The second essay (Chapter 4) studies the role of shifts in commodity prices in persistent cyclical and macro-economic challenges, including fluctuations in economic growth, high inflation rates and unstable exchange rates, faced by sub-Saharan African economies. Despite the critical importance of this relationship – the co-movement of macro-economic performance and commodity prices in the sub-Saharan African region –
many studies overlook it, leaving a significant research gap. To address this gap, this study employs rigorous analytical tools, revealing a long-term connection between selected commodities and various macro-economic variables, highlighting the enduring effect of commodity price fluctuations on economic stability. The study also finds that spillover effects from commodity price shocks vary, based on the country’s resource status, with oil-rich nations experiencing more pronounced effects. This research underscores the importance of considering structural characteristics and resource endowments when de-vising strategies to mitigate the effects of commodity price shocks, especially in oil-rich countries. Ulti-mately, this study provides policymakers and analysts with valuable insights to better understand these economies’ dynamics and formulate effective strategies.
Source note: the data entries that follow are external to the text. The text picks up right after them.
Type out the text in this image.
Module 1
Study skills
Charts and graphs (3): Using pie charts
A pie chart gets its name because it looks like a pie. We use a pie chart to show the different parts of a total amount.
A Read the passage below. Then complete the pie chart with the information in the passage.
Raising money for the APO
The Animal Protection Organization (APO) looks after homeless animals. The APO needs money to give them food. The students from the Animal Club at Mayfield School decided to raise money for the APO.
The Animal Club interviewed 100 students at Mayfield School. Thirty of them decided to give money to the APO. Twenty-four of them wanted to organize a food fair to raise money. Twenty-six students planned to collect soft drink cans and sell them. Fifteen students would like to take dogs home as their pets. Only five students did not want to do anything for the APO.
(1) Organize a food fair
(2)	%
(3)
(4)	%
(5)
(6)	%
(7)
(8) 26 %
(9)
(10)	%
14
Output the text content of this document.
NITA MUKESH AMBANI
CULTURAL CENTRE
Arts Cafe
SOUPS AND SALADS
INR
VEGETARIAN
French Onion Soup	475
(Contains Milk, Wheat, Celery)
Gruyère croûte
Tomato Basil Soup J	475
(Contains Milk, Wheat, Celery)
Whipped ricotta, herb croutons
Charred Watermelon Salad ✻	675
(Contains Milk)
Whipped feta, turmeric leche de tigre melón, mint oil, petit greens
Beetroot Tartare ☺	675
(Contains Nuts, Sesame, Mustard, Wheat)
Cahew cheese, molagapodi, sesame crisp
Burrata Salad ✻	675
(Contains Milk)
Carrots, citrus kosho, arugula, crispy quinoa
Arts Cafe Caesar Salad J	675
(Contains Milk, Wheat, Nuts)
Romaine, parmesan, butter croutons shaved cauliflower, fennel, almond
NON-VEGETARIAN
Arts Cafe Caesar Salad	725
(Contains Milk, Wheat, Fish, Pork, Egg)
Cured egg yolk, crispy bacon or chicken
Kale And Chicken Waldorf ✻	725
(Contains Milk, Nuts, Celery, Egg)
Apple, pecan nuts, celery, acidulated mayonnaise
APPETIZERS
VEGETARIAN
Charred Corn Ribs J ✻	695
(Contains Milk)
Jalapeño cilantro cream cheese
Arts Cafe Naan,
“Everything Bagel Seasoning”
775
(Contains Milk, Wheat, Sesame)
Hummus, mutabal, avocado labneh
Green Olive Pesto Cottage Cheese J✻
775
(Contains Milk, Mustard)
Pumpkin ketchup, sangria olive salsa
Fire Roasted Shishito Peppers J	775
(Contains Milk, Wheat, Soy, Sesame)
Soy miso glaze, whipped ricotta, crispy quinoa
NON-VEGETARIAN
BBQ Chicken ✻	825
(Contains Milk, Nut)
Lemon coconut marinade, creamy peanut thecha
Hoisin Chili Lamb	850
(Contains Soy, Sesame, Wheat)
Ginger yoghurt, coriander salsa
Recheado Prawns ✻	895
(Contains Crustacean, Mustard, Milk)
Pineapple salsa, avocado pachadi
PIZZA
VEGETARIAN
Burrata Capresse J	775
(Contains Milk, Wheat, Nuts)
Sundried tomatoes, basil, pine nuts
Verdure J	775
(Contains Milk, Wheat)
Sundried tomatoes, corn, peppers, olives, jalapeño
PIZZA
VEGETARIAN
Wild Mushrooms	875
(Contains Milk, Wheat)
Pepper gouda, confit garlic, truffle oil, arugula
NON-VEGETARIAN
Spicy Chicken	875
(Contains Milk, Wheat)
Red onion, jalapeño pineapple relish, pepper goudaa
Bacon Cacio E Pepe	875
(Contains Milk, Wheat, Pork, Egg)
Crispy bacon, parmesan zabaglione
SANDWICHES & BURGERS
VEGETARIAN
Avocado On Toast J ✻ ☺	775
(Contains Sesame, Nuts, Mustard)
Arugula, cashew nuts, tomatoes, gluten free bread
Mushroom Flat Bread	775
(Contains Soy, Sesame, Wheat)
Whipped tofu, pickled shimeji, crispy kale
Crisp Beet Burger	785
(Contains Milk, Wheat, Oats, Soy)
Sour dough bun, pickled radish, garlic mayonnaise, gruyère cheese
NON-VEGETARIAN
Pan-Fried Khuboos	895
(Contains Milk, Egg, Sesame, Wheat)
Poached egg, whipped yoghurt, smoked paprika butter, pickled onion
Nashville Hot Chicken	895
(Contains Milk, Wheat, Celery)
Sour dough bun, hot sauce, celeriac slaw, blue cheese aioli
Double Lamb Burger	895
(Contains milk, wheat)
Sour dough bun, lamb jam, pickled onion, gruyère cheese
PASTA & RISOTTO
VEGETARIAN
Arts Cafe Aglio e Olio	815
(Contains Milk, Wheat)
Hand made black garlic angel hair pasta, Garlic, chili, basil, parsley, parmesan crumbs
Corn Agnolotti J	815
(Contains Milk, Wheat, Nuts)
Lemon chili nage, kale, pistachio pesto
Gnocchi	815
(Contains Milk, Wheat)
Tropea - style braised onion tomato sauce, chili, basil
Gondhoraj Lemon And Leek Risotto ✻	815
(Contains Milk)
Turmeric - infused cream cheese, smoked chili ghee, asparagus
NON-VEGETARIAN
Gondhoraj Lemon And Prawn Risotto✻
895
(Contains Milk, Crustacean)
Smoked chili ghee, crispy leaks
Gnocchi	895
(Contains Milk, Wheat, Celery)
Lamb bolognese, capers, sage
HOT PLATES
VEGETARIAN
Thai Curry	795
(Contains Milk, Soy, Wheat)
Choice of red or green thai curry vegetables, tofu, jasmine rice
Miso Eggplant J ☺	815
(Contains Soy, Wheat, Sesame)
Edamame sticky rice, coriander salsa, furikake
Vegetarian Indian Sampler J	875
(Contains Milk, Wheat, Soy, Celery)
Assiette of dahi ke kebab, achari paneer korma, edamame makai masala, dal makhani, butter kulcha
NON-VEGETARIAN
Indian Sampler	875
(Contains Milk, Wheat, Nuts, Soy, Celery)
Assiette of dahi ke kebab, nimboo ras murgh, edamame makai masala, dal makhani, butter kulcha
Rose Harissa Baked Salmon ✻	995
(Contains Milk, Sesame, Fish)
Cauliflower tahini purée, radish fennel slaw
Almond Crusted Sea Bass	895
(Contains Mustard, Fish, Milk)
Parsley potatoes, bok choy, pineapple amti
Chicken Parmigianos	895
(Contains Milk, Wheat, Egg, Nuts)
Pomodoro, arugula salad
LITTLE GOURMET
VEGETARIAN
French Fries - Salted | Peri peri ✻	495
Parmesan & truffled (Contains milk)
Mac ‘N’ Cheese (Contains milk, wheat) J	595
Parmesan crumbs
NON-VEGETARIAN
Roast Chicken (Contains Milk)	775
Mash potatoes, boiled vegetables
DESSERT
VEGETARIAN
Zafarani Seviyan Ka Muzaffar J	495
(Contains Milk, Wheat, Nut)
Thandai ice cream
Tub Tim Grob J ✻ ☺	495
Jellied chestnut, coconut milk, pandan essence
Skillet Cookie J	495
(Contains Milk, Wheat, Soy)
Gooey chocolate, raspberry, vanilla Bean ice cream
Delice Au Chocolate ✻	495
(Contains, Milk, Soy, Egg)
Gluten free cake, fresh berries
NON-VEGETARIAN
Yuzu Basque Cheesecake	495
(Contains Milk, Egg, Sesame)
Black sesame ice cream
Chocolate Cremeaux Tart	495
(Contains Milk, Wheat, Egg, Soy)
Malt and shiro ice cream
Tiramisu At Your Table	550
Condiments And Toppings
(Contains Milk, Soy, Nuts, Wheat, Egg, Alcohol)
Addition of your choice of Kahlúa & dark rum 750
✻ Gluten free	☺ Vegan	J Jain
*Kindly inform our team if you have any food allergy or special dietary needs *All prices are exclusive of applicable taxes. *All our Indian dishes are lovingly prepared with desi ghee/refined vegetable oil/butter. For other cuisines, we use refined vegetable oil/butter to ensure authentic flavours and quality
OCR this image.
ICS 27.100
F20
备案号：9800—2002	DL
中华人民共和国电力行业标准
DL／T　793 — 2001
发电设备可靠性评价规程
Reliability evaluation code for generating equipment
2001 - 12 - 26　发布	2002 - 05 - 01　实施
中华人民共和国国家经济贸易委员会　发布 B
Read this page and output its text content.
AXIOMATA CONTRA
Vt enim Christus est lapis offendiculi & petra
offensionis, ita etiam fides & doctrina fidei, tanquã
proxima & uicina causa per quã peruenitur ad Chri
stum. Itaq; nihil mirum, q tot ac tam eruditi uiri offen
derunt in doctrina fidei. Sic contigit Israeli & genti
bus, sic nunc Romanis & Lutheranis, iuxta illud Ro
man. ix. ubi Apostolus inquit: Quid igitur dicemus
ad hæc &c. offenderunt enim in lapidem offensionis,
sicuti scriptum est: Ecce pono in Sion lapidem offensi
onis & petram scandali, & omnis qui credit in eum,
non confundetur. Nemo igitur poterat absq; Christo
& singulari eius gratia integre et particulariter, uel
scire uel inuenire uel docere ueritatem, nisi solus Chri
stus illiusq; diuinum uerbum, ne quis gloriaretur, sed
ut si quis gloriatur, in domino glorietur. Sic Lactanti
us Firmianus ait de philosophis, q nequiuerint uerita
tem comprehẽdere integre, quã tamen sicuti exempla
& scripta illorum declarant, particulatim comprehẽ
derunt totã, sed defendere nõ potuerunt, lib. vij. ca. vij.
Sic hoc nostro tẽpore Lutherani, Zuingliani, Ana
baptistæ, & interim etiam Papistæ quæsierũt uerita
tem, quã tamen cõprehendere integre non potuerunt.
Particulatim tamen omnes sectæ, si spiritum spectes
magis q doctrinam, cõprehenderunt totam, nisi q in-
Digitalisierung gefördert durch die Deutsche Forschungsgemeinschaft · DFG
The third essay (Chapter 5) examines the experience of sub-Saharan African countries, as empirical studies and stylised facts have noted varied effects from increased foreign direct investment (FDI) from advanced economies on macro-economic performance. Understanding the origins of FDI and the characteristics of host nations is crucial. This study uses the Diebold and Yilmaz spillover index, the fixed effects model and the Juodis-Karavias-Sarafidis (JKS) Granger non-causality test to shed light on these complexities. The study uncovers three key findings: Firstly, the origin of FDI has a significant influence economic growth and inflation in sub-Saharan African countries. Secondly, the motives and characteristics of investing countries dictate FDI outcomes, with certain sources promoting growth and effective management of inflation. Thirdly, the resource status of host countries shapes FDI momentum and outcome, requiring tailored strategies for resource-rich economies to harness its benefits. The study also identifies concerns with regard to FDI contagion, the influence of the origin of FDIs and host nation qualities potentially im-peding the region’s economic growth and inflation management. This underscores the intricate nature of FDI management. The study also highlights the multi-dimensional effect of FDI on sub-Saharan economies, emphasising the importance of origin, objectives and host nation characteristics. As FDI continues to flow into the region, understanding these intricacies becomes paramount for maximising benefits and fostering economic growth and stability. Given the greater positive effects of non-resource-based FDI, sub-Saharan African countries are encouraged to pursue it actively.
Chapter 6 (the fourth essay) consolidates the preceding essays and provides fresh insights into how external shocks affect macro-economic fluctuations in sub-Saharan African countries, but focuses on economic growth only. Beyond traditional sources like commodity and financial fluctuations, this study examines the effect of productivity shocks from key trade partners within the SSA region. Using a GVAR model covering 21 sub-Saharan African countries from 1990 to 2022, the study categorises nations into oil-rich, other-resource and non-resource groups, while considering shocks from commodities, foreign direct investment (FDI) and productivity from major trading partners like the US, the UK, China and Europe. Results indicate
that trade integration is significant in transmitting external shocks, affecting GDP performance regionally and among different resource-feature groups. Specifically, productivity and financial shocks – particularly from China, the US and Europe – emerge as primary drivers of growth performance. There is also notable heterogeneity in the effects of external shocks across different country-resource categories, with non-resource countries experiencing the most significant effect from productivity and financial shocks.
JEL Classification: F23; I30:E24:H54; O43; C31; F15; F42; G15
Keywords: external shocks, macro-economic fluctuations, productivity shocks, gross domestic product (GDP), inflation, exchange rate, economic growth, foreign direct investment (FDI), global vector auto-regressive (GVAR) model, panel structural vector autoregressive (SVAR), Diebold and Yilmaz, commodity prices, sub-Saharan African countries, United States, United Kingdom, China and Europe.